In polyphonic signals, this is not so easy, it's much harder.

16:31

So polyphonic signal,

it can have many sound sources, both harmonic and inharmonic components.

And the idea in F0 detection in polyphonic signals is to identify the fundamental

frequencies of all the harmonic instruments that are playing together.

That's to find all the harmonic series that are present at every frame.

So for example, in this plot, we are showing the harmonic

component that the signal that we talked about before, that we can listen to.

[MUSIC]

And we are plotting, according to some algorithm,

possible harmonic series present.

So there is harmonics summation formula that allows us to measure

the strength of different harmonics series in a similar way the two-way mismatch.

And these are the best, sort of the loudest, harmonic series.

17:33

Or at least the candidate harmonic series, so

these are possible fundamental frequencies of those harmonic series.

Clearly I don't think this is completely right,

but it's a first estimation of that.

Salamon and Gómez, they presented an algorithm that on this type of

harmonic summation contours is able to identify

which is the lead instrument or the lead voice and therefore,

18:09

the prominent harmonic instrument in this case that is singing the voice.

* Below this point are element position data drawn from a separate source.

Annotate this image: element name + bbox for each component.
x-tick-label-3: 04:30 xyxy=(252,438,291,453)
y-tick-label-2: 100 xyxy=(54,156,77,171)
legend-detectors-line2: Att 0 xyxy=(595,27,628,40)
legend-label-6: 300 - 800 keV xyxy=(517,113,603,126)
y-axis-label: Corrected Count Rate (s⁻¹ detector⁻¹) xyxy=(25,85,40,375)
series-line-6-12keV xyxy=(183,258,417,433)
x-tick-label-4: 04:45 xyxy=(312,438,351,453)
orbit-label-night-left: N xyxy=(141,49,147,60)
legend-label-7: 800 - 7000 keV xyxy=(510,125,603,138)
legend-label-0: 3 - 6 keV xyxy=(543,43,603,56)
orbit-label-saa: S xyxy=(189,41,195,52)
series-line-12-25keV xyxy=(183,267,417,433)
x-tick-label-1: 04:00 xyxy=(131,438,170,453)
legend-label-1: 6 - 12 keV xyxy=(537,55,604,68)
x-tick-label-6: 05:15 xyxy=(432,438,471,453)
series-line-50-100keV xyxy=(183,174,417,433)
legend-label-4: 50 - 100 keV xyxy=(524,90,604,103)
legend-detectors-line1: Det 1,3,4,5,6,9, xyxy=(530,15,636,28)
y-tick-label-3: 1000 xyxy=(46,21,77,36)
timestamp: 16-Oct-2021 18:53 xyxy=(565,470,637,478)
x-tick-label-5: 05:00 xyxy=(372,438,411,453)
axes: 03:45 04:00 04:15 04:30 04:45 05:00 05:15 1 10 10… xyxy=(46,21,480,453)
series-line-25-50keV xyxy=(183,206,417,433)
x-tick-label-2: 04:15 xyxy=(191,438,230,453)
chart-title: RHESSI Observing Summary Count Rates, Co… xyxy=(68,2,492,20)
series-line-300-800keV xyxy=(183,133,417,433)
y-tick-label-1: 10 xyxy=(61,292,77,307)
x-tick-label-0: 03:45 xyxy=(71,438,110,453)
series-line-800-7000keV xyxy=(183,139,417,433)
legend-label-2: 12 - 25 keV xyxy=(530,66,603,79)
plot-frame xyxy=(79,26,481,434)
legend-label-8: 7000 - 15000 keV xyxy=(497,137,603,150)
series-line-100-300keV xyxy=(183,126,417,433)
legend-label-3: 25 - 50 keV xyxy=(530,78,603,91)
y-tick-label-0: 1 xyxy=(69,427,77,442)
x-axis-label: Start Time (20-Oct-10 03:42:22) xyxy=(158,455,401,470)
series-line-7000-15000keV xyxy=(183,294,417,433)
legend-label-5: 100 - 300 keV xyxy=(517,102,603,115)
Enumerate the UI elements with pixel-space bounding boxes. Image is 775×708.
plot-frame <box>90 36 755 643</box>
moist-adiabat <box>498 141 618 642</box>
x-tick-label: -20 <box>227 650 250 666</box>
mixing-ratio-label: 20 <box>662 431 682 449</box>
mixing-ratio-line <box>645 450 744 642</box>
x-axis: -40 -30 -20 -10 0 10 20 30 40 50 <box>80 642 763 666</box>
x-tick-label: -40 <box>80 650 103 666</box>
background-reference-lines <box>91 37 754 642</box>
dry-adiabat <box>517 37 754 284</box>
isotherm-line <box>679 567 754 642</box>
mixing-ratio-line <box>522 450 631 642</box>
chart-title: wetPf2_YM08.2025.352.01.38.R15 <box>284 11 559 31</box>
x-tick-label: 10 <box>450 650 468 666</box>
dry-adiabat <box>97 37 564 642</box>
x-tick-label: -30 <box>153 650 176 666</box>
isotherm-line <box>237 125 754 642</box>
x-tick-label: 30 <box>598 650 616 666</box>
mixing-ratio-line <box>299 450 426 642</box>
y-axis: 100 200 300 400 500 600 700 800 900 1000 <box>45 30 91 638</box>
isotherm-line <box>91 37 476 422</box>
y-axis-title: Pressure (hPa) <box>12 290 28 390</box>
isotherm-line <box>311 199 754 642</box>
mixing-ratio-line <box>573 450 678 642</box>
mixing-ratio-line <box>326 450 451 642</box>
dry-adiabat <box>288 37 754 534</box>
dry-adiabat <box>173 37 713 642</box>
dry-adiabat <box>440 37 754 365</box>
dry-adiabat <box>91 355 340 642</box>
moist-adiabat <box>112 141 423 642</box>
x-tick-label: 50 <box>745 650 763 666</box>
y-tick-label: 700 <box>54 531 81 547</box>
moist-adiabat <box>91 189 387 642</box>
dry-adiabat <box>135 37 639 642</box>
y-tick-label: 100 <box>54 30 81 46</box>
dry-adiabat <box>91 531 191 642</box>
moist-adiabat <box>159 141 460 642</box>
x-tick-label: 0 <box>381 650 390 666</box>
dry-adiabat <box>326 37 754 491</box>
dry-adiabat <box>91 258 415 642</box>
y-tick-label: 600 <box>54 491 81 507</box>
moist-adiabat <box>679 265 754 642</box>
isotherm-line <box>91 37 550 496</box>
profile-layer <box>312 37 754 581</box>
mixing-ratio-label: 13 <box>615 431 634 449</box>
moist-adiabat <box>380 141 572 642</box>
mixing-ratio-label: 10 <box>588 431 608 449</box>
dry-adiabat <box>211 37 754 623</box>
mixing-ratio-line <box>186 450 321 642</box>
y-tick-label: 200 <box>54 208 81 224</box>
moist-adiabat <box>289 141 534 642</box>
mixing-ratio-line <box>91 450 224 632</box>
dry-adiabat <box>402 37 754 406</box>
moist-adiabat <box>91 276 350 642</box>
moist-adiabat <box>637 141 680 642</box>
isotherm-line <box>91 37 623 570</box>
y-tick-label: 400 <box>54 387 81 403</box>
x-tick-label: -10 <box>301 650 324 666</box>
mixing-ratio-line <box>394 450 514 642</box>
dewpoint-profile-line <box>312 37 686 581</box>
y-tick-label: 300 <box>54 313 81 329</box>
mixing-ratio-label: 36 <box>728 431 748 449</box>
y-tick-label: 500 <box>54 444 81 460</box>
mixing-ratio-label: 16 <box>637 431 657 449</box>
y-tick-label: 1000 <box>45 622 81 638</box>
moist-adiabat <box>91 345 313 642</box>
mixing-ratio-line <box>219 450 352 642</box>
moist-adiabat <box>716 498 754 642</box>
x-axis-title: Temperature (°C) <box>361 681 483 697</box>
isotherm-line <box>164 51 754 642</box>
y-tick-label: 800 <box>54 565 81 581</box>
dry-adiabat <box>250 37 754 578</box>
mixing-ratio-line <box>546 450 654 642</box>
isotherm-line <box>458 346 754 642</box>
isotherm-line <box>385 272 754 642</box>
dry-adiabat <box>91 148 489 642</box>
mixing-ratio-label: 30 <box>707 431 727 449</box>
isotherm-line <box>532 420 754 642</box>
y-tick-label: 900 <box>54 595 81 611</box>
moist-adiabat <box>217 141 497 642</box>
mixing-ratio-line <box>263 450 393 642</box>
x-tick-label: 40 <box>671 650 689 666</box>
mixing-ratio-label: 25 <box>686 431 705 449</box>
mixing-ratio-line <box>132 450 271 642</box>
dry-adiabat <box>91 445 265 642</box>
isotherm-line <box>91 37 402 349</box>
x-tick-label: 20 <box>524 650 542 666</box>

And it does a pretty good job like in this sound example,

I will play the prominent pitch it has found for this sound.

[SOUND] So that's pretty good.

Again, there might be some glitches, especially I see one glitch,

but it's able to identify the prominent pitch over this whole sound.

18:43

So the best references for the algorithms that I mentioned in the class

are the original articles in which they were proposed.

So I would encourage you to, for the YIN algorithm,

look at the article by Cheveigne and Kawahara.

For the two-way mismatch, read the article by Maher and

Beauchamp and for the melody algorithm by Salomon and Gomez,

we've got this IEEE transactions article, which describes it quite in detail.

Again, you can find other information, and there is a lot of algorithms that

have been proposed to do fundamental frequency and pitch detection.

So I encourage you to study more into this and

get a grasp of the techniques that are behind these ideas.

19:32

In this lecture,

we have presented different approaches to the fundamental frequency detection.

And this is a research problem that has not been completely solved yet,

especially for complex signals.

In order to not make things too complicated,

we will focus on monophonic signals, but the concepts that we will explain from

now on should also be applicable to any type of signal.

By combining the harmonic model that we presented in the previous lecture

with the F0 detection that we just presented, we can analyze and

synthesize harmonic signals.

But things are not finished yet, so see you in the next lecture,

where we will take these even further and try to see what happens when we have of

course sounds that the harmonic model does not work so well.